2. Update automatically: You can configure a Hudi table so that all write operations on the table automatically update the manifests. To enable this automatic mode, set the corresponding hoodie property.

## Rollout/Adoption Plan

There are no impacts to existing users since this is entirely a new feature to support a new use case hence there are no migrations/behavior changes required.

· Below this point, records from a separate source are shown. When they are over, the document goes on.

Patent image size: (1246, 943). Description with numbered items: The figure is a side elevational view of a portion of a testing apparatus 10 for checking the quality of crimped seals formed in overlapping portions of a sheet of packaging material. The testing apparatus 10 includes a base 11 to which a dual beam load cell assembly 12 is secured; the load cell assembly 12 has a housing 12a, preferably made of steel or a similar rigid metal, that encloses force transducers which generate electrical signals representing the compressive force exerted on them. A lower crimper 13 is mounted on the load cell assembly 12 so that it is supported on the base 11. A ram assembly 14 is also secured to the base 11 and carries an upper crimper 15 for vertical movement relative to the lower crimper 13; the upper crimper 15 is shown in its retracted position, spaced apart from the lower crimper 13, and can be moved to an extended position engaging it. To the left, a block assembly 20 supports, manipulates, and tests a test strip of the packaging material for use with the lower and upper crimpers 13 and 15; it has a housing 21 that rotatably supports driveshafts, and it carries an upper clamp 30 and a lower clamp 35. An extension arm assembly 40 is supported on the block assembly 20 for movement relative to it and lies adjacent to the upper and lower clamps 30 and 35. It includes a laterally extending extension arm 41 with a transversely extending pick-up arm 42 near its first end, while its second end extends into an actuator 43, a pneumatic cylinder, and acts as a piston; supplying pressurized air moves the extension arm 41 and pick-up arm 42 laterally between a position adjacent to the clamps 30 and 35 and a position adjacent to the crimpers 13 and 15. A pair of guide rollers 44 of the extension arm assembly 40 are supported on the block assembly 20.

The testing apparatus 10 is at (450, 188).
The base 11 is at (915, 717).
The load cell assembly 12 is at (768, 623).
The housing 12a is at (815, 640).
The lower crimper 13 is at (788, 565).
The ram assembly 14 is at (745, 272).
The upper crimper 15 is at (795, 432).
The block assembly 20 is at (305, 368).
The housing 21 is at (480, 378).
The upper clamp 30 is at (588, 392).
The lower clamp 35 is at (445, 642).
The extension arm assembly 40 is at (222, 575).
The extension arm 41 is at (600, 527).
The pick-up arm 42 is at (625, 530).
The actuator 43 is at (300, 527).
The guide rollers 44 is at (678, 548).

After the Snowflake sync tool has been implemented, I will reach out to beta customers who have already expressed interest to roll out this feature for their Snowflake ingestion service.

## Test Plan

This RFC aims to implement a new SyncTool to sync the Hudi table to Snowflake, to test this feature, there will be some test tables created and updated on to the Snowflake along with unit tests for the code. Since this is an entirely new feature, I am confident that this will not cause any regressions during and after roll out.

## Future Plan

After this feature has been rolled out, the same model can be applied to sync the Hudi tables to other external data warehouses like BigQuery.

After CoW rollout and based on adoption, we can explore supporting MoR table format.